Pantau - Banjir bandang melanda Kabupaten Kepulauan Siau Tagulandang Biaro (Sitaro), Sulawesi Utara, pada Senin dini hari, 5 Januari 2026, memaksa ratusan keluarga mengungsi ke gereja dan museum setempat setelah pemukiman mereka rusak parah.
Pengungsian Darurat dan Bantuan Logistik
Sejumlah lokasi dijadikan tempat pengungsian sementara, antara lain museum di Kecamatan Siau Timur, Gereja Advent, Gereja GMIST Bethel Pesing, dan Gedung Gereja GMIST Jemaat Bethabara Paseng.
Pengungsi berasal dari Kecamatan Siau Timur, Siau Tengah, Siau Barat, dan Siau Barat Selatan, dengan wilayah terdampak mencakup empat kelurahan dan enam desa.
Warga tetap berada di lokasi pengungsian sambil menunggu proses pemulihan lingkungan pascabencana yang dilakukan tim petugas gabungan.
Badan Nasional Penanggulangan Bencana (BNPB) bersama Kementerian Koordinator Pembangunan Manusia dan Kebudayaan memberikan pendampingan langsung untuk memastikan penanganan darurat berjalan optimal.
Pendampingan juga mencakup rencana relokasi dan pemulihan pascabencana.

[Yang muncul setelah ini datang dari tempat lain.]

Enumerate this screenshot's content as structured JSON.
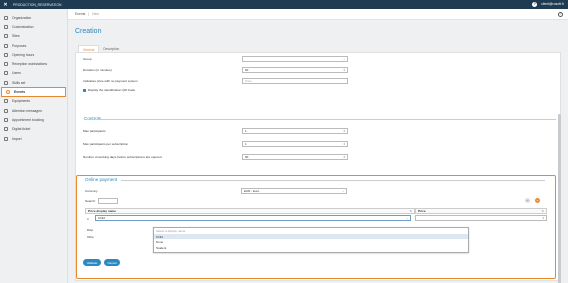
{
  "topbar": {
    "app_name": "PRODUCTION_RESERVATION",
    "user": "client@rosoft.fr"
  },
  "breadcrumb": {
    "root": "Events",
    "current": "New"
  },
  "sidebar": {
    "items": [
      {
        "label": "Organization"
      },
      {
        "label": "Customization"
      },
      {
        "label": "Sites"
      },
      {
        "label": "Purposes"
      },
      {
        "label": "Opening hours"
      },
      {
        "label": "Reception workstations"
      },
      {
        "label": "Users"
      },
      {
        "label": "Skills set"
      },
      {
        "label": "Events"
      },
      {
        "label": "Equipments"
      },
      {
        "label": "Attention messages"
      },
      {
        "label": "Appointment booking"
      },
      {
        "label": "Digital ticket"
      },
      {
        "label": "Import"
      }
    ]
  },
  "page": {
    "title": "Creation"
  },
  "tabs": [
    {
      "label": "General"
    },
    {
      "label": "Description"
    }
  ],
  "form": {
    "group_label": "Group",
    "duration_label": "Duration (in minutes)",
    "duration_value": "60",
    "indicative_price_label": "Indicative price with no payment system",
    "indicative_price_placeholder": "Price",
    "display_qr_label": "Display the identification QR Code"
  },
  "controls": {
    "title": "Controls",
    "max_participants_label": "Max participants",
    "max_participants_value": "1",
    "max_per_subscription_label": "Max participants per subscription",
    "max_per_subscription_value": "1",
    "working_days_label": "Number of working days before subscriptions are opened",
    "working_days_value": "60"
  },
  "online_payment": {
    "title": "Online payment",
    "currency_label": "Currency",
    "currency_value": "EUR - Euro",
    "search_label": "Search:",
    "col_price_display_name": "Price display name",
    "col_price": "Price",
    "row_value": "Child",
    "row_label_partial": "Disp",
    "row_label_partial2": "Othe",
    "dropdown_options": [
      "Select a display name",
      "Child",
      "None",
      "Student"
    ]
  },
  "buttons": {
    "validate": "Validate",
    "cancel": "Cancel"
  }
}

Pelaksana tugas Deputi Bidang Pencegahan BNPB bersama Deputi Bidang Koordinasi Penanggulangan Bencana dan Konflik Sosial Kemenko PMK meninjau langsung lokasi terdampak dan menyerahkan bantuan logistik darurat kepada Pemerintah Kabupaten Kepulauan Sitaro.
Bantuan logistik mencakup kebutuhan pokok, selimut, matras, tenda keluarga, serta peralatan kebersihan, disesuaikan dengan jumlah dan kebutuhan dasar pengungsi.
Dampak Banjir dan Status Tanggap Darurat
Banjir bandang terjadi akibat hujan berintensitas tinggi dan berdurasi lama, yang menyebabkan sungai meluap dan membawa lumpur, batu, serta kayu ke kawasan pemukiman dan fasilitas umum.
Pemerintah Kabupaten Kepulauan Sitaro menetapkan Status Tanggap Darurat Bencana Hidrometeorologi selama 14 hari, berlaku sejak 5 Januari hingga 18 Januari 2026, berdasarkan Keputusan Bupati Nomor 1 Tahun 2026.
Hingga Kamis, 8 Januari pukul 16.00 WIB, tercatat lebih dari 600 keluarga masih mengungsi.
Bencana ini telah menelan korban 17 orang meninggal dunia, dua orang dinyatakan hilang, dan 26 orang mengalami luka-luka yang telah mendapat perawatan medis.
Peristiwa ini menunjukkan pemanfaatan fasilitas keagamaan dan budaya sebagai tempat pengungsian darurat bagi warga terdampak bencana.